Virtual Shelf Shopping
Virtual shelf shopping stimulates a store’s environment and shelves. In the study, respondents ‘browse’ virtual shelves as they would normally in store. You discover shopper insights such as viewing time, store navigation, dwell time, or product choice. This choice, though expensive and time-consuming, produces some of the most realistic shopper insights – especially when coupled with eye tracking.
Eye tracking, a system 1 method, determines what people see first, what they look at most, and general gaze patterns. For instance, brands utilize the two methods to see if a CPG product stands out from its competition. You can easily see what people focus their attention on as heat maps are generated from the results.
Utilizing virtual reality shelf shopping can inform CPG product placement, package design, and packaging choices. Its possibilities are endless – and that’s why it’s a final curve method.

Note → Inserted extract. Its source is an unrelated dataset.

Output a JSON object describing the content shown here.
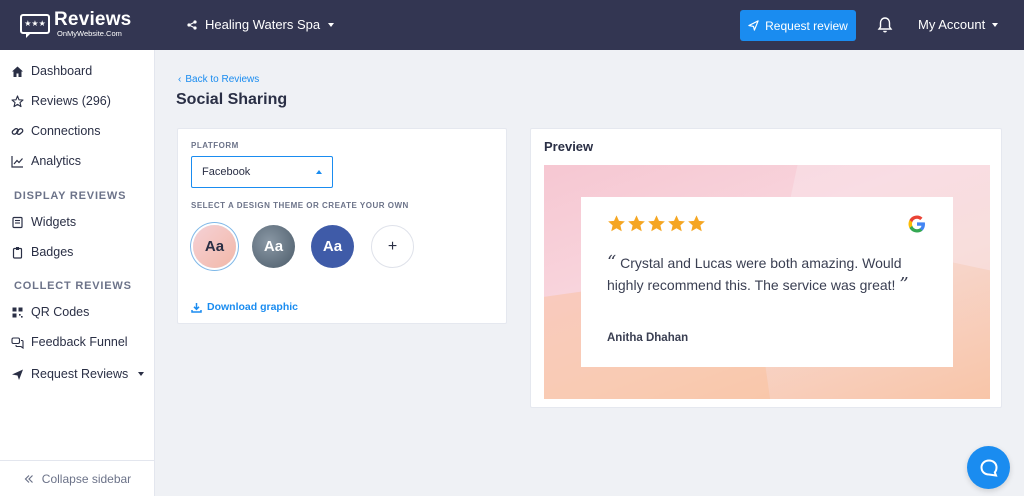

Geofencing utilizes virtual perimeters to find consumers, then pushes them surveys based upon behavior and visits to specific areas. Target areas can be any franchise location or a specific geographic area. Geofencing combines survey data with behavioral information, providing deeper consumer insights.
Behavioral information provides insight into the respondent’s shopping habits. You can create more precise segment groups based on behavioral data – such as adding in information about when people shop or their browsing patterns. Coupled with the survey data – brands can create more pointed marketing campaigns or promotions depending on the targeted shopper’s patterns. Combining behavioral data with survey information gives deeper insights, so you know exactly who your customers are, not just who they say they are.
Insights can come from many different sources – surveys, talking to customers, or your own data or assumptions. The most in-depth customer insights often come from combining two or more methodologies. But what matters most is utilizing that knowledge to the best of your abilities – and that is how you will win the shopper insight race.